Zodra een FCA-onderzoek aan het bedrijf wordt onthuld, is het idealiter een proces van samenwerking tussen de overheid en de verdediging. Samenwerking kan helpen om de uitgaven van het bedrijf voor het onderzoek te beperken en kan het bedrijf krediet voor samenwerking en geloofwaardigheid bij de overheid opleveren. Meestal tegen het einde van het onderzoek van de overheid (dat meestal ten einde loopt omdat de overheid het onderzoek naar tevredenheid heeft afgerond of omdat de deadline voor interventie door de rechtbank nadert) kunnen de overheid of de verdediging presentaties, brieven of witboeken uitwisselen waarin de zaak wordt beoordeeld. Als de overheid van mening is dat er sprake is van een overtreding van de FCA, kunnen de partijen schikkingsgesprekken voeren voordat er een rechtszaak plaatsvindt. Gezien de dreiging van een drievoudige schadevergoeding, boetes en het risico van schorsing of uitsluiting van overheidsprogramma's, worden veel FCA-zaken opgelost voordat het tot een rechtszaak komt en de overgrote meerderheid wordt opgelost voordat het tot een rechtszaak komt.
Samenwerking
De overheid hecht veel waarde aan de medewerking van entiteiten waartegen een onderzoek loopt. Het officiële beleid van DOJ is dat een bedrijf dat meewerkt in aanmerking komt voor lagere straffen of een veelvoud aan schade in een FCA-oplossing. De algemene categorieën van medewerking zijn zelfbekendmakingen, medewerking aan het onderzoek van de overheid en corrigerende maatregelen. Volgens het DOJ moeten bedrijven die in aanmerking willen komen voor "maximale" medewerking (wat geen gedefinieerde term is) (1) een tijdige zelfbekendmaking doen waarbij alle personen worden geïdentificeerd die substantieel betrokken zijn bij of verantwoordelijk zijn voor het wangedrag, (2) volledige medewerking verlenen aan het onderzoek van de overheid en (3) corrigerende maatregelen nemen om soortgelijke wandaden in de toekomst te voorkomen en op te sporen.
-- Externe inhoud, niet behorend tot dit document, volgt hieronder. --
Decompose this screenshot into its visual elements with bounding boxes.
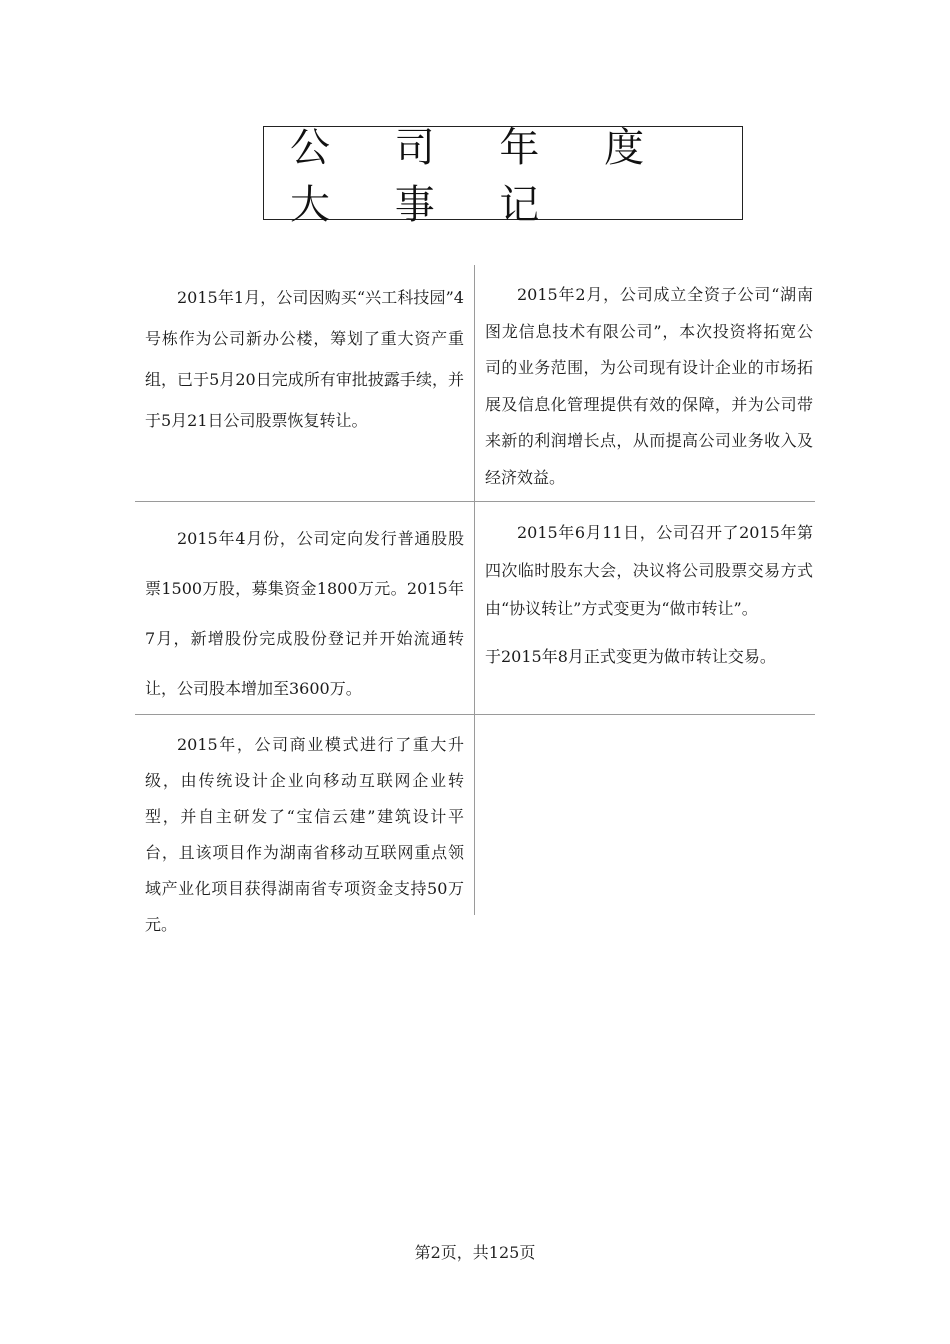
event-text: 2015年6月11日，公司召开了2015年第四次临时股东大会，决议将公司股票交易方式由“协议转让”方式变更为“做市转让”。 [485,523,813,618]
event-text: 2015年2月，公司成立全资子公司“湖南图龙信息技术有限公司”，本次投资将拓宽公司的业务范围，为公司现有设计企业的市场拓展及信息化管理提供有效的保障，并为公司带来新的利润增长点，从而提高公司业务收入及经济效益。 [485,285,813,487]
events-row [135,502,815,715]
page-title: 公 司 年 度 大 事 记 [290,125,671,228]
event-text: 于2015年8月正式变更为做市转让交易。 [485,647,776,666]
event-text: 2015年，公司商业模式进行了重大升级，由传统设计企业向移动互联网企业转型，并自主研发了“宝信云建”建筑设计平台，且该项目作为湖南省移动互联网重点领域产业化项目获得湖南省专项资金支持50万元。 [145,735,464,934]
events-row [135,265,815,502]
title-box [263,125,743,228]
event-cell [135,715,475,934]
events-table [135,265,815,934]
event-text: 2015年4月份，公司定向发行普通股股票1500万股，募集资金1800万元。2015年7月，新增股份完成股份登记并开始流通转让，公司股本增加至3600万。 [145,529,464,698]
events-row [135,715,815,934]
event-cell [475,502,815,714]
event-cell [135,265,475,501]
event-text: 2015年1月，公司因购买“兴工科技园”4号栋作为公司新办公楼，筹划了重大资产重组，已于5月20日完成所有审批披露手续，并于5月21日公司股票恢复转让。 [145,288,464,430]
event-cell [475,265,815,501]
event-cell [135,502,475,714]
empty-cell [475,715,815,915]
page-footer: 第2页，共125页 [414,1243,536,1262]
Zie het persbericht van DOJ over het samenwerkingskrediet en de bijbehorende handboekbepalingen. DOJ heeft ook memo's uitgegeven waarin wordt beschreven wat het betekent om samen te werken, waaronder de Filip Memo uit 2008 en de Yates Memo uit 2015.
Belangrijk is het standpunt van DOJ dat het louter reageren op een verplicht proces voor informatie (zoals een CID of dagvaarding) op zichzelf geen recht geeft op meewerkingskrediet. Bovendien is het beleid van DOJ dat, ongeacht de andere vormen van medewerking, geen krediet voor samenwerking wordt toegekend aan een beklaagde die betrokkenheid bij het wangedrag door hoger personeel verbergt of die anderszins te kwader trouw handelt. Merk op dat medewerking geen afstand vereist van het advocaat-cliënt privilege of bescherming van het werkproduct, en terecht.
Conclusie
Hoewel het voorkomen van FCA-overtredingen door geen frauduleuze claims in te dienen eenvoudig lijkt, kan verborgen FCA-blootstelling op de loer liggen in onwettige compensatieregelingen die niet voldoende zijn doorgelicht of in een materieel verzuim om passende toezichts- en trainingsprocessen te implementeren die hebben geleid tot het indienen van valse claims. De "qui tam" bepalingen van de FCA maken potentiële rechtszaken waarschijnlijker. Vanwege de aanzienlijke schadevergoedingen en straffen die samenhangen met de FCA en de mogelijkheid van schorsing of uitsluiting van federale programma's, is medewerking aan een overheidsonderzoek vaak gepast. Voordat er echter een FCA beschuldiging komt, moeten bedrijven een preventieve aanpak hanteren, bijvoorbeeld door te zorgen voor de juiste training en audit/toezicht processen en door financiële regelingen door te lichten.
Foley & Lardner LLP zomer medewerker Matt Turk heeft bijgedragen aan dit artikel.
Dit artikel is oorspronkelijk gepubliceerd door de Association of Corporate Counsel op acc.com.